Dr. Martin Luther King, Jr. was and still is an amazing symbol of hope, peace, and tolerance for millions of people in this world. People that achieve such a symbolic status are hard to think of as ordinary people like you and me. Did Dr. King have faults? Did he feel things the way ordinary people do? Yes, of course he did, and this film recognizes the good doctor in the way that he himself and the millions like him were hoping to be recognized during the Civil Rights Movement: as a human being. He was a leader, a motivator, a brilliant strategist, a father, and a husband. Was he good at all of those things all of the time? No man dealing with the weight of what he was dealing with could ever hope to achieve that. But he did what he had to do. The ignorant people that spat at him and the ones that still continue to do so have missed out on the fact that Dr.
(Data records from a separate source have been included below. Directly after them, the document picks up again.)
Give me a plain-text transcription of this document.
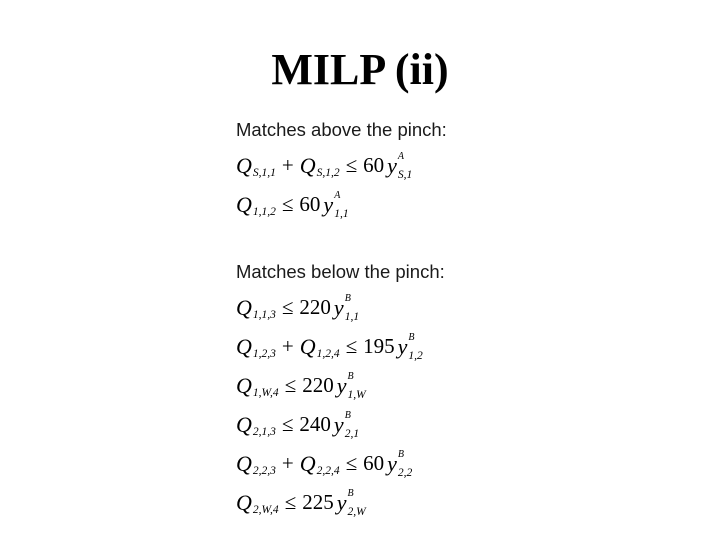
MILP (ii)
Matches above the pinch:
Q S,1,1 + Q S,1,2 ≤ 60 y A
S,1
Q 1,1,2 ≤ 60 y A
1,1
Matches below the pinch:
Q 1,1,3 ≤ 220 y B
1,1
Q 1,2,3 + Q 1,2,4 ≤ 195 y B
1,2
Q 1,W,4 ≤ 220 y B
1,W
Q 2,1,3 ≤ 240 y B
2,1
Q 2,2,3 + Q 2,2,4 ≤ 60 y B
2,2
Q 2,W,4 ≤ 225 y B
2,W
King and his followers were more representative of the spirit of America than they could ever hope to be.
This may sound more like a history lesson than a movie review, but that just goes to show you what an incredible thing that Ava DuVernay was able to achieve with her film. She has given us an in-depth look at people who were willing to lay down their lives if it meant that others could actually start living theirs. Her talent kept her vision true when it could’ve easily dissolved into puddle of half-realized ideas and drama for the sake of drama. I’m sure a fact-checker could point out all sorts of discrepancies, and they are welcome to do so. That doesn't make it any less of an honest movie. I would also like to point out that David Oyelowo deserves an Oscar for this film. I’m not saying that to take anything away from the other folks that we’re nominated, but it’s just a simple truth. Behind those sad, kind, and tired eyes was a storm of emotions that resonated all the more because of the restraint that he was able to exercise in certain scenes. Mr. Oyelowo is a great talent, and I look forward to seeing more from him in the future.
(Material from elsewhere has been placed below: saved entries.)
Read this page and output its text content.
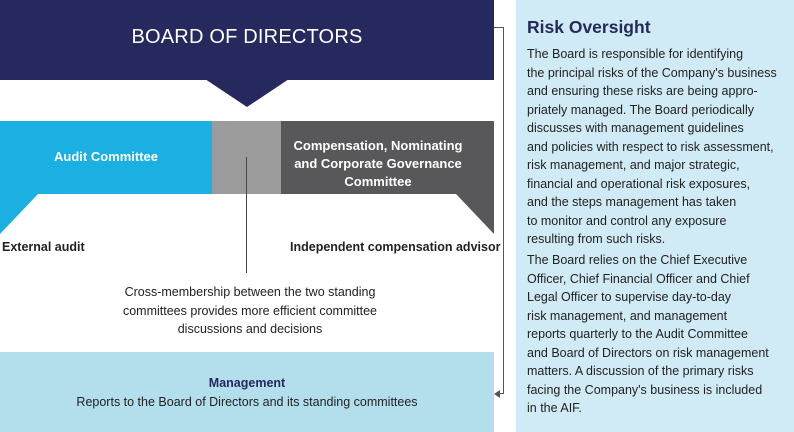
BOARD OF DIRECTORS
Audit Committee
Compensation, Nominating
and Corporate Governance
Committee
External audit	Independent compensation advisor
Cross-membership between the two standing
committees provides more efficient committee
discussions and decisions
Management
Reports to the Board of Directors and its standing committees
Risk Oversight
The Board is responsible for identifying
the principal risks of the Company's business
and ensuring these risks are being appro-
priately managed. The Board periodically
discusses with management guidelines
and policies with respect to risk assessment,
risk management, and major strategic,
financial and operational risk exposures,
and the steps management has taken
to monitor and control any exposure
resulting from such risks.
The Board relies on the Chief Executive
Officer, Chief Financial Officer and Chief
Legal Officer to supervise day-to-day
risk management, and management
reports quarterly to the Audit Committee
and Board of Directors on risk management
matters. A discussion of the primary risks
facing the Company's business is included
in the AIF.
When I left the theate,r I asked myself one question: “How did they do that?” And I don’t mean how did they make that film. I meant how did those people fight for as long as they did? How were they able to sacrifice so much and keep fighting? The movie made me want to know more. In a world ruled by sarcasm and brisk witticisms (I’m just as guilty of those things as the next person), Selma is like a lighthouse in the darkness, and the direction it’s pointing us in is the one where knowledge and hope lives.
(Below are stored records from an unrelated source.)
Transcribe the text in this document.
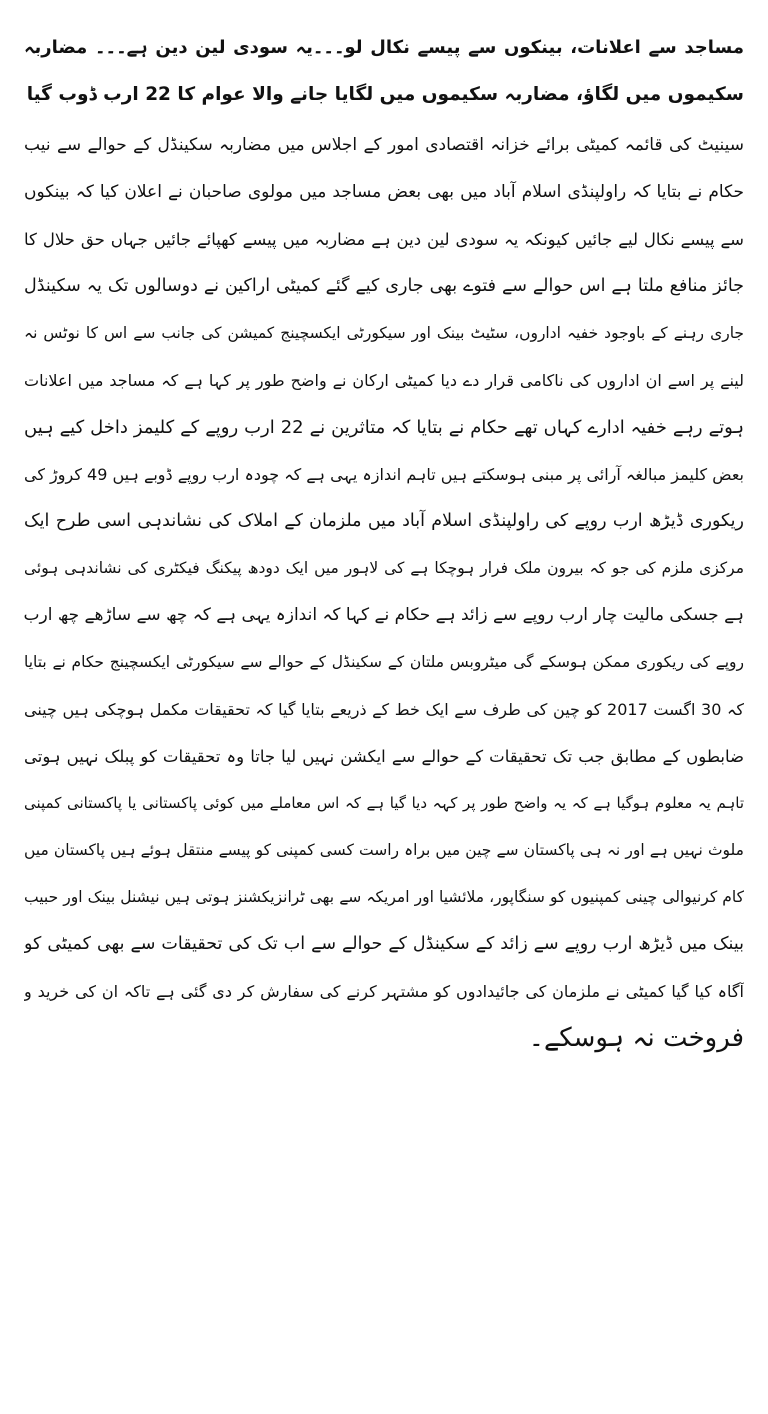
مساجد سے اعلانات، بینکوں سے پیسے نکال لو۔۔۔یہ سودی لین دین ہے۔۔۔ مضاربہ
سکیموں میں لگاؤ، مضاربہ سکیموں میں لگایا جانے والا عوام کا 22 ارب ڈوب گیا
سینیٹ کی قائمہ کمیٹی برائے خزانہ اقتصادی امور کے اجلاس میں مضاربہ سکینڈل کے حوالے سے نیب
حکام نے بتایا کہ راولپنڈی اسلام آباد میں بھی بعض مساجد میں مولوی صاحبان نے اعلان کیا کہ بینکوں
سے پیسے نکال لیے جائیں کیونکہ یہ سودی لین دین ہے مضاربہ میں پیسے کھپائے جائیں جہاں حق حلال کا
جائز منافع ملتا ہے اس حوالے سے فتوے بھی جاری کیے گئے کمیٹی اراکین نے دوسالوں تک یہ سکینڈل
جاری رہنے کے باوجود خفیہ اداروں، سٹیٹ بینک اور سیکورٹی ایکسچینج کمیشن کی جانب سے اس کا نوٹس نہ
لینے پر اسے ان اداروں کی ناکامی قرار دے دیا کمیٹی ارکان نے واضح طور پر کہا ہے کہ مساجد میں اعلانات
ہوتے رہے خفیہ ادارے کہاں تھے حکام نے بتایا کہ متاثرین نے 22 ارب روپے کے کلیمز داخل کیے ہیں
بعض کلیمز مبالغہ آرائی پر مبنی ہوسکتے ہیں تاہم اندازہ یہی ہے کہ چودہ ارب روپے ڈوبے ہیں 49 کروڑ کی
ریکوری ڈیڑھ ارب روپے کی راولپنڈی اسلام آباد میں ملزمان کے املاک کی نشاندہی اسی طرح ایک
مرکزی ملزم کی جو کہ بیرون ملک فرار ہوچکا ہے کی لاہور میں ایک دودھ پیکنگ فیکٹری کی نشاندہی ہوئی
ہے جسکی مالیت چار ارب روپے سے زائد ہے حکام نے کہا کہ اندازہ یہی ہے کہ چھ سے ساڑھے چھ ارب
روپے کی ریکوری ممکن ہوسکے گی میٹروبس ملتان کے سکینڈل کے حوالے سے سیکورٹی ایکسچینج حکام نے بتایا
کہ 30 اگست 2017 کو چین کی طرف سے ایک خط کے ذریعے بتایا گیا کہ تحقیقات مکمل ہوچکی ہیں چینی
ضابطوں کے مطابق جب تک تحقیقات کے حوالے سے ایکشن نہیں لیا جاتا وہ تحقیقات کو پبلک نہیں ہوتی
تاہم یہ معلوم ہوگیا ہے کہ یہ واضح طور پر کہہ دیا گیا ہے کہ اس معاملے میں کوئی پاکستانی یا پاکستانی کمپنی
ملوث نہیں ہے اور نہ ہی پاکستان سے چین میں براہ راست کسی کمپنی کو پیسے منتقل ہوئے ہیں پاکستان میں
کام کرنیوالی چینی کمپنیوں کو سنگاپور، ملائشیا اور امریکہ سے بھی ٹرانزیکشنز ہوتی ہیں نیشنل بینک اور حبیب
بینک میں ڈیڑھ ارب روپے سے زائد کے سکینڈل کے حوالے سے اب تک کی تحقیقات سے بھی کمیٹی کو
آگاہ کیا گیا کمیٹی نے ملزمان کی جائیدادوں کو مشتہر کرنے کی سفارش کر دی گئی ہے تاکہ ان کی خرید و
فروخت نہ ہوسکے۔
Here's the thing: each of the films nominated this year are beautiful and, at times, heartbreaking examinations of the many aspects of the human condition. Well, passion and heartache are not competitions. Great films like Selma do not need awards in order to validate their own existence. Its impact on audiences for generations to come will do that. Although, if it walks away with an Oscar or two, I certainly won’t be disappointed.